Lawmakers are in position to unflaggingly discuss the constitution. At a time when Japan is in a severe security environment and the novel coronavirus crisis, lawmakers are supposed to discuss specific constitutional amendments. But they have not fulfilled their responsibility.

I doubt if Prime Minister Yoshihide Suga himself is ambitious to amend the constitution. In a video message to a meeting of constitutional amendment supporters on the May 3 Constitution Memorial Day, Suga noted that interests were growing in preparations for emergency situations, emphasizing the necessity for amending the constitution to include emergency clauses. Asked at a press conference on May 7 to explain specific infectious disease countermeasures that cannot be taken without an emergency clause in the constitution, however, Suga said that he would check various problems and consider what to do after the pandemic is settled. Such remark may not be made by a person who considers constitutional amendments on a routine basis.

The National Referendum Act revision alone cannot satisfy conservatives

“Prime Minister Suga has achieved the enactment of the revision (to the National Referendum Act)” that his predecessor Shinzo Abe could not accomplish while advocating constitutional amendments, said the Asahi Shimbun newspaper on May 7. “The prime minister has the motive of solidifying support from conservatives as the LDP’s power base.”

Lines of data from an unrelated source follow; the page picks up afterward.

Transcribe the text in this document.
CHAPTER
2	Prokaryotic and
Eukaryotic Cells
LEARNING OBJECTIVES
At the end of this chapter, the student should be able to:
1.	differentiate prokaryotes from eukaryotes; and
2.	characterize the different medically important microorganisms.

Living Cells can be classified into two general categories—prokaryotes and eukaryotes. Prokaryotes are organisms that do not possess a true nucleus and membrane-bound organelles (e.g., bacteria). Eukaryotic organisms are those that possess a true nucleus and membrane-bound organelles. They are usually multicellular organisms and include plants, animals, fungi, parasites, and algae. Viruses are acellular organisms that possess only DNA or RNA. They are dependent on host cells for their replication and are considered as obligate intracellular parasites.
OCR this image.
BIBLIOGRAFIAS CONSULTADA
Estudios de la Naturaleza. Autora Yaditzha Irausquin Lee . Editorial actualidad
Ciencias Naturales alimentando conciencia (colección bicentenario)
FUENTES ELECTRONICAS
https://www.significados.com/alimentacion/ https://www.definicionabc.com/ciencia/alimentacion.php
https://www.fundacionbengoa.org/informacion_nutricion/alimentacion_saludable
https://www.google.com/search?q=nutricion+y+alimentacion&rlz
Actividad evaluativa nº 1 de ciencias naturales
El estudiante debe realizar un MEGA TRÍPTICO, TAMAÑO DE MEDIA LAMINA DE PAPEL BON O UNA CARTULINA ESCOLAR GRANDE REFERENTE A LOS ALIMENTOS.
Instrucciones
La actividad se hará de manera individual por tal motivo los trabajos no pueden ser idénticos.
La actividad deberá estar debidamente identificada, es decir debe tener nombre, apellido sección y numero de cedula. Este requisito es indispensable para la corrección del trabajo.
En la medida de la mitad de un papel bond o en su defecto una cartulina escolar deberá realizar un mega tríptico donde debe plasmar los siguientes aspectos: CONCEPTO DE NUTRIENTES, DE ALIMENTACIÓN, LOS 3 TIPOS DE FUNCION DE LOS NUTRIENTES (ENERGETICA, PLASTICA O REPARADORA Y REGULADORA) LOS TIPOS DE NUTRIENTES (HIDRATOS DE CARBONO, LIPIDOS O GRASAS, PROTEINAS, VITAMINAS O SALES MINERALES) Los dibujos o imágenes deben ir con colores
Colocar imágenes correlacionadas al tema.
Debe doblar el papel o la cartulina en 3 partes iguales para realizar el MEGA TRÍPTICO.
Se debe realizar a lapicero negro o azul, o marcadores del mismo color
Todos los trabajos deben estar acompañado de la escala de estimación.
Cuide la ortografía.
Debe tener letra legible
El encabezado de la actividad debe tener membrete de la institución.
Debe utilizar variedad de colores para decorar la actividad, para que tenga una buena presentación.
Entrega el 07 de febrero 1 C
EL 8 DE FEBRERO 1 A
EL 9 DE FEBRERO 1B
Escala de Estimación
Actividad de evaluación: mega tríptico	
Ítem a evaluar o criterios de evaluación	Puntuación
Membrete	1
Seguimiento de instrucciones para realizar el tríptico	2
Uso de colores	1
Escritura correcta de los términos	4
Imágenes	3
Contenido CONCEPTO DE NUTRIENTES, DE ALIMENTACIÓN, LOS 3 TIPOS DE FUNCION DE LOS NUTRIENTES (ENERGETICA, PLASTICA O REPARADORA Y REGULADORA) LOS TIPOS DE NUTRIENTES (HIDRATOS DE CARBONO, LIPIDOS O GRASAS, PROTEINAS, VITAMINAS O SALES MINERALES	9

Suga cannot possibly view the enactment of the revision alone as his achievement as described by the Asahi. At a time when Chinese threats are growing serious, conservatives seek constitutional amendments to prevent the Self-Defense Forces from being forced to act under restrictions imposed by Article 9 of the constitution. They are not satisfied with the enactment of the revision to the National Referendum Act alone.

Takashi Arimoto is publisher of Monthly Magazine SEIRON at the Sankei Shimbun newspaper.